After vocal studies in Ghent with Vina Bovy, and in Brussels with Jeanne Pacquot d'Assy and Germaine Hoerner, she won first prize at the vocal competition of Verviers in 1946, and made her professional debut at Antwerp as Fricka in Die Walküre the same year. She became a member of the Opera of Strasbourg from 1949 to 1952. She won another first prize at the vocal competition of Lausanne in 1952. That year she made her Paris debuts at the Opéra-Comique as Charlotte in Werther on 6 March 1952, and at the Paris Opéra on 31 October as Magdalena in Die Meistersinger von Nürnberg; further roles in Paris included Dalila in Samson and Delilah, Venus in Tannhäuser, Mère Marie in the French premiere of Dialogues of the Carmelites (later in her career she sang Madame de Croissy), Carmen, Geneviève in Pelléas et Mélisande, Amneris in Aida, Eboli in Don Carlos and Marguerite in La damnation de Faust.
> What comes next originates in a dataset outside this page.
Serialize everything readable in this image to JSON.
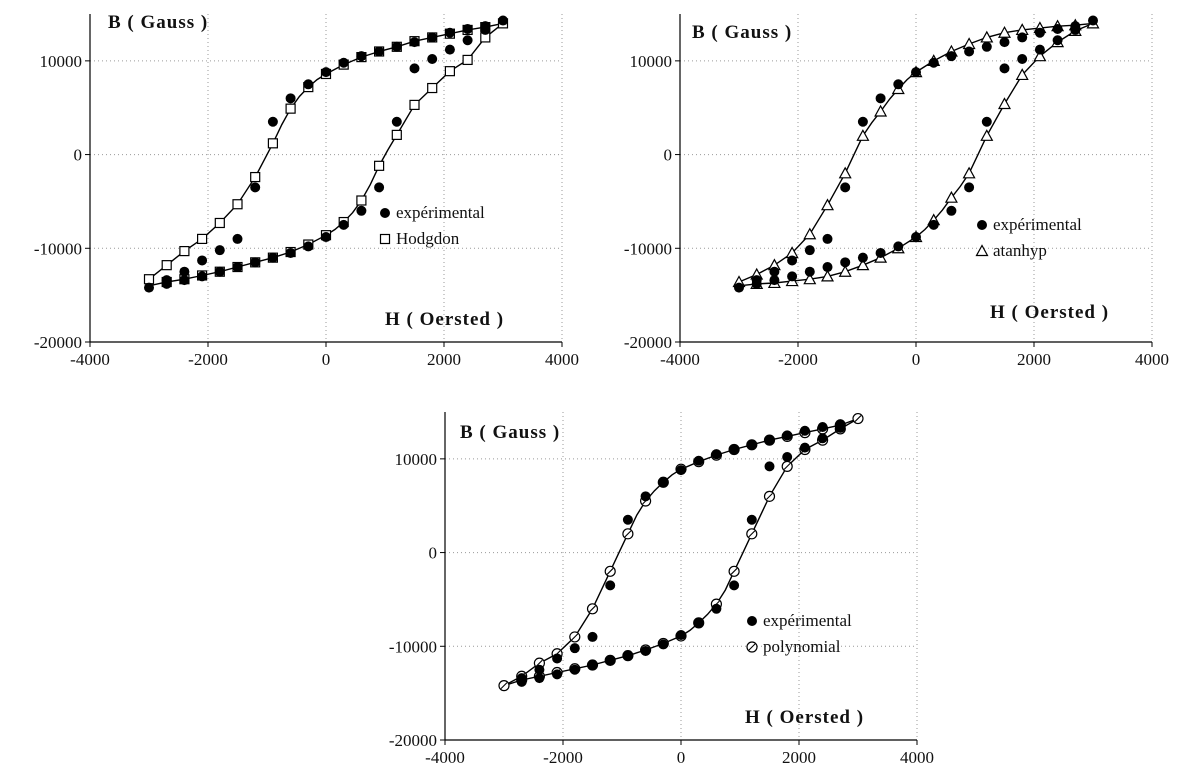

Her career then became international in scope, with debuts at Bayreuth in 1958, the Royal Opera House in 1959, La Scala in 1960, the Metropolitan Opera on 17 October 1962 as Amneris. In four seasons at the Met, she also sang Santuzza in Cavalleria rusticana, Eboli in Don Carlos, Azucena in Il trovatore, Waltraute in Götterdämmerung, and Dalila. She was a versatile artist, singing with equal success the French, Italian and German repertories. She enjoyed a very long career singing well into her 60s and 70s and her last role was as the Countess in Tchaikovsky's The Queen of Spades which she performed in the summer of 2007 in Ghent and Antwerp.

Gorr believed that 'trouser-roles' did not suit her; she did however, sing Lel in The Snow Maiden in 1955 in concert and Octavian in 1958.

Although mainly active on stage, Gorr also sang occasionally in the concert hall, in works by Schumann, Duparc and Wagner; she recorded Mahler lieder.

Gorr can be heard in two of her greatest roles on recordings: Ortrud in Lohengrin in the 1965 studio performance under Erich Leinsdorf, opposite Sándor Kónya and Lucine Amara, as well as in the 1959 live performance from the Bayreuth Festival conducted by Lovro von Matačić; and Amneris in Aida in the 1961 studio performance under Georg Solti, opposite Leontyne Price and Jon Vickers. Other recorded roles include Dalila in Samson and Delilah under Georges Prêtre in 1962 (studio), Charlotte in Werther under Jésus Etcheverry in 1964 (radio broadcast), Margared in Le Roi d'Ys under André Cluytens in 1957 (studio), Mère Marie in Dialogues des Carmélites under Pierre Dervaux in 1958 (studio), Geneviève in Pelléas et Mélisande under Jean Fournet in 1953 (studio), Fricka in Die Walküre under Erich Leinsdorf in 1961 (studio), as well as both roles of Fricka in Das Rheingold and Die Walküre, Grimgerde in Die Walküre and the Third Norn in Götterdämmerung —
all four in live performances at the Bayreuth Festival in 1958 under Hans Knappertsbusch. She also recorded excerpts from Orphée et Eurydice (Orphée), Hérodiade (title role) and La damnation de Faust, as well as recitals on Pathé.
Gorr can be heard in one of her rarest roles, in an excerpt from Cherubini's Medea (recorded in French) with the Orchestre du Theatre National de l'Opera under Georges Prêtre on ASTX 130502 Pathe-Marconi, and in excerpts from two of her other Wagner roles — Isolde and Elisabeth — under André Cluytens on Testament SBT1256.

In her later life, Gorr made her home in Dénia, Spain. Oresko describes her as giving "the impression of regal grandeur and control by the solidness of her vocal production and a unique gift for instinctive authority".